Post-processing transforms raw segmentation output into clean, measurement-ready object masks. The operations are rooted in mathematical morphology — a framework for analyzing and modifying shape using a small probe called a structuring element (SE) — and connected-component analysis for identifying and filtering individual objects (Gonzalez & Woods, §9.5–9.6).
Morphological Clean-Up
Erosion removes boundary pixels: the SE is placed at each pixel, and only pixels where the SE fits entirely within the foreground survive. Solomon & Breckon use the "prairie-fire" analogy — imagine setting fire to the boundary; the fire advances inward, consuming pixels layer by layer. Dilation adds boundary pixels: the SE is placed at each background pixel adjacent to the foreground, and all pixels it touches become foreground — the boundary grows outward.
Combining these yields compound operations: Opening (erosion followed by dilation) removes small protrusions and isolated noise pixels without significantly changing object size. Closing (dilation followed by erosion) fills small gaps and holes while preserving overall dimensions. The Smooth Boundaries operation applies opening then closing in sequence, producing regularized contours. The SE size controls the scale of features affected — a 3×3 SE smooths pixel-level noise; a larger SE smooths larger irregularities but risks merging nearby objects.
Distance Transforms & Watershed
For separating touching objects (not a BOM post-processing operation, but closely related in the pipeline), the Euclidean Distance Transform (EDT) computes each foreground pixel's minimum distance to the nearest background pixel. Local maxima of the distance map identify the centers of well-separated objects — these become seed points. The watershed algorithm then "floods" from these seeds: imagine the distance map as a topographic surface and water rising from each seed — where two flood regions meet, a watershed boundary is placed, segmenting touching objects. Over-segmentation (too many false boundaries) is a common failure; marker-controlled watershed mitigates this by restricting seeds to verified markers (Gonzalez & Woods, §10.5).

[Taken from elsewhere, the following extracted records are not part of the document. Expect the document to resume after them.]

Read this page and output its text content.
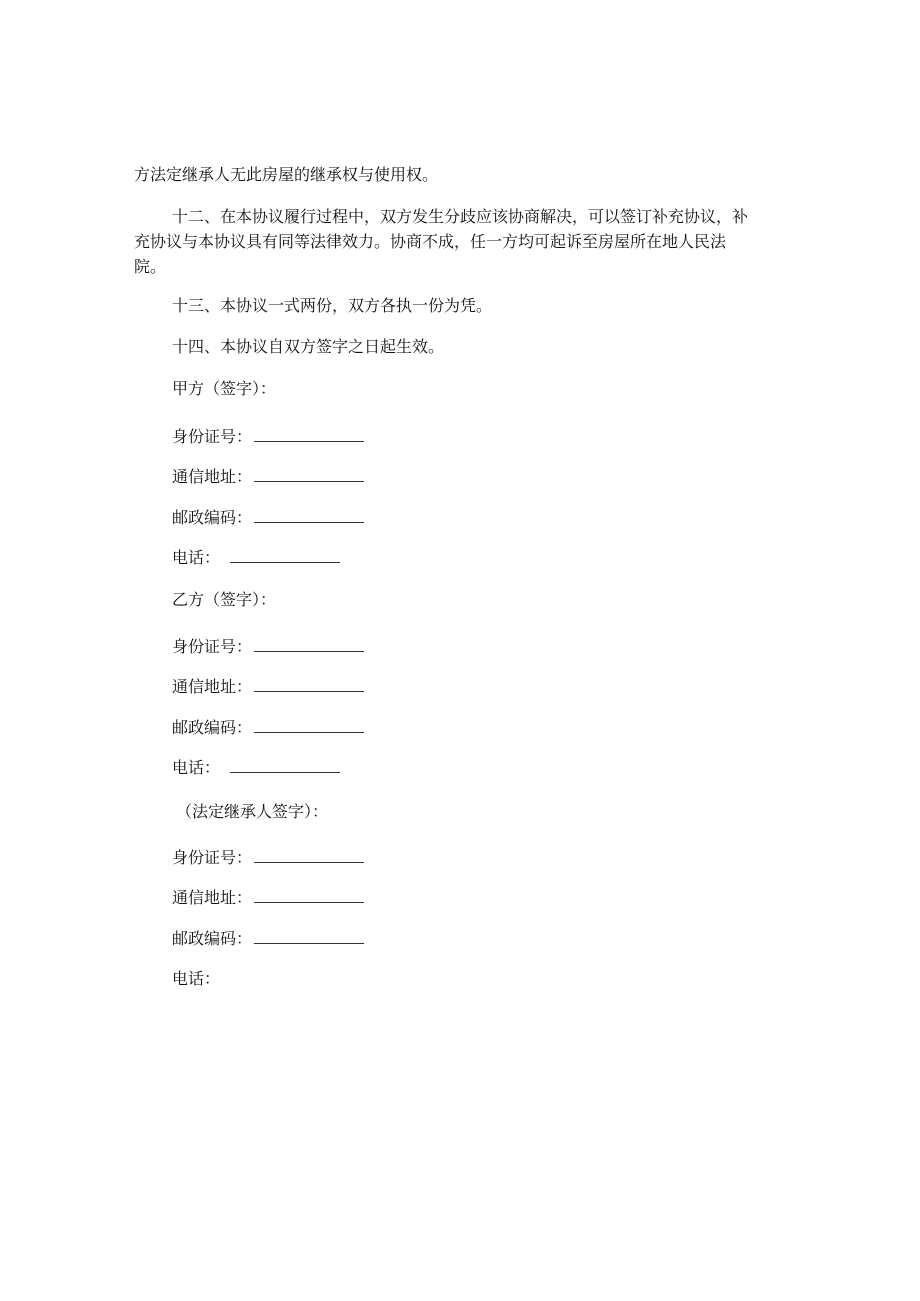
方法定继承人无此房屋的继承权与使用权。
十二、在本协议履行过程中，双方发生分歧应该协商解决，可以签订补充协议，补
充协议与本协议具有同等法律效力。协商不成，任一方均可起诉至房屋所在地人民法
院。
十三、本协议一式两份，双方各执一份为凭。
十四、本协议自双方签字之日起生效。
甲方（签字）：
身份证号：
通信地址：
邮政编码：
电话：
乙方（签字）：
身份证号：
通信地址：
邮政编码：
电话：
（法定继承人签字）：
身份证号：
通信地址：
邮政编码：
电话：
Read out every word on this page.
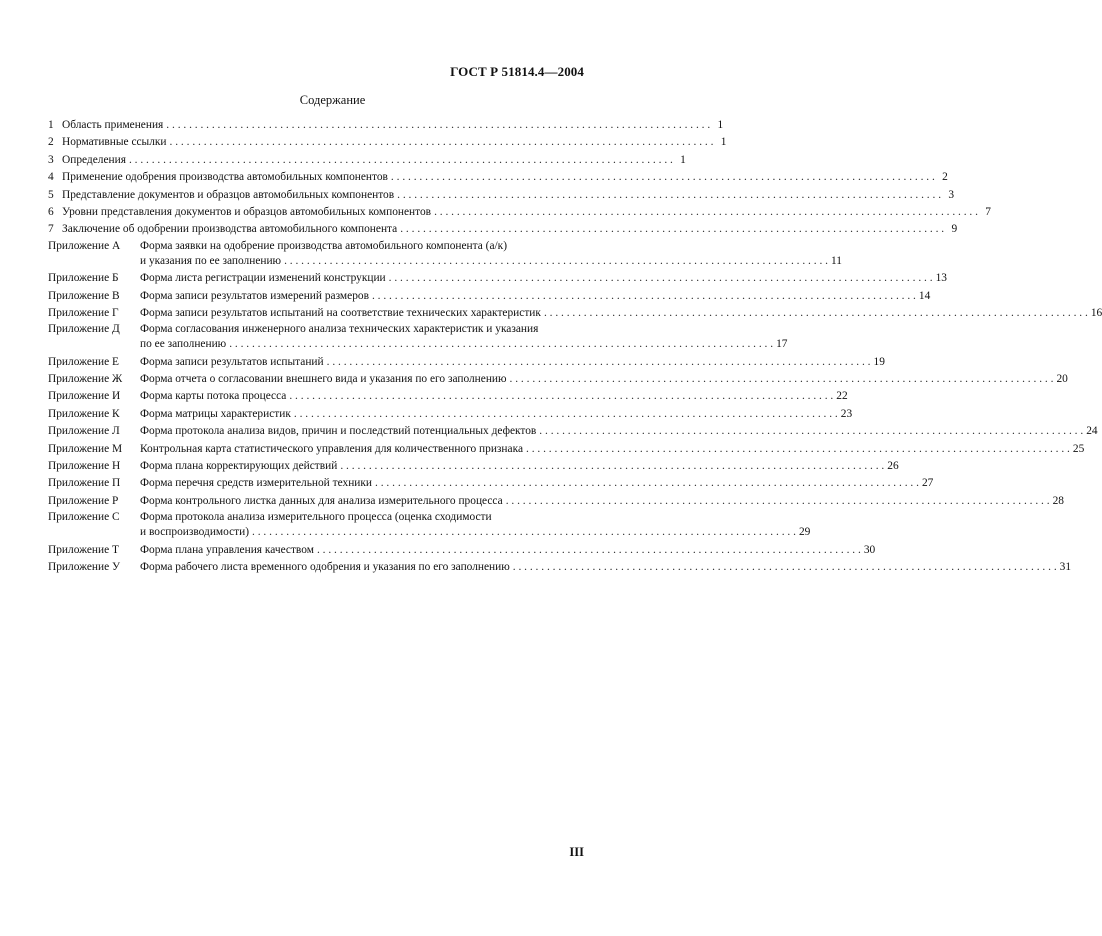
ГОСТ Р 51814.4—2004
Содержание
1 Область применения . . .	1
2 Нормативные ссылки . . .	1
3 Определения . . .	1
4 Применение одобрения производства автомобильных компонентов . . .	2
5 Представление документов и образцов автомобильных компонентов . . .	3
6 Уровни представления документов и образцов автомобильных компонентов . . .	7
7 Заключение об одобрении производства автомобильного компонента . . .	9
Приложение А	Форма заявки на одобрение производства автомобильного компонента (а/к)
и указания по ее заполнению . . .	11
Приложение Б	Форма листа регистрации изменений конструкции . . .	13
Приложение В	Форма записи результатов измерений размеров . . .	14
Приложение Г	Форма записи результатов испытаний на соответствие технических характеристик . . .	16
Приложение Д	Форма согласования инженерного анализа технических характеристик и указания
по ее заполнению . . .	17
Приложение Е	Форма записи результатов испытаний . . .	19
Приложение Ж	Форма отчета о согласовании внешнего вида и указания по его заполнению . . .	20
Приложение И	Форма карты потока процесса . . .	22
Приложение К	Форма матрицы характеристик . . .	23
Приложение Л	Форма протокола анализа видов, причин и последствий потенциальных дефектов . . .	24
Приложение М	Контрольная карта статистического управления для количественного признака . . .	25
Приложение Н	Форма плана корректирующих действий . . .	26
Приложение П	Форма перечня средств измерительной техники . . .	27
Приложение Р	Форма контрольного листка данных для анализа измерительного процесса . . .	28
Приложение С	Форма протокола анализа измерительного процесса (оценка сходимости
и воспроизводимости) . . .	29
Приложение Т	Форма плана управления качеством . . .	30
Приложение У	Форма рабочего листа временного одобрения и указания по его заполнению . . .	31
III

Connected Component Analysis
Connected-component labeling identifies distinct foreground regions by scanning the image and assigning unique integer labels to contiguous pixel groups. 4-connectivity considers only orthogonal neighbors (N/S/E/W); 8-connectivity includes diagonals — the choice affects whether diagonally-touching pixels are labeled as one or two objects. Once labeled, components can be filtered by properties: area filtering removes components below a pixel-count threshold (the Remove Small Objects operation); shape filtering can select components by circularity, aspect ratio, or other geometric criteria.
Pipeline Ordering
The order of post-processing operations matters because each step changes the input to the next. The recommended sequence — (1) Smooth boundaries → (2) Fill holes → (3) Remove small objects → (4) Label — maximizes cleanup effectiveness: smoothing may resolve some holes, filling may increase component sizes above the removal threshold, and final removal catches remaining artifacts before labeling. Reversing the order causes failures: removing small objects before filling holes can delete valid object fragments that would have grown above threshold after hole-filling. Similarly, labeling before cleanup creates spurious events that persist in downstream analysis even if the underlying mask is later corrected.
Post-processing cleans up the messy output of thresholding. Erosion shrinks objects (like a fire burning inward from edges), dilation grows them, and combining both in sequence (opening then closing) smooths boundaries without changing overall size. Fill holes closes interior gaps from uneven staining. Remove small objects eliminates noise fragments below a minimum size. The order matters: smooth first, fill holes second, remove small objects third, label last — each step makes the next one more effective.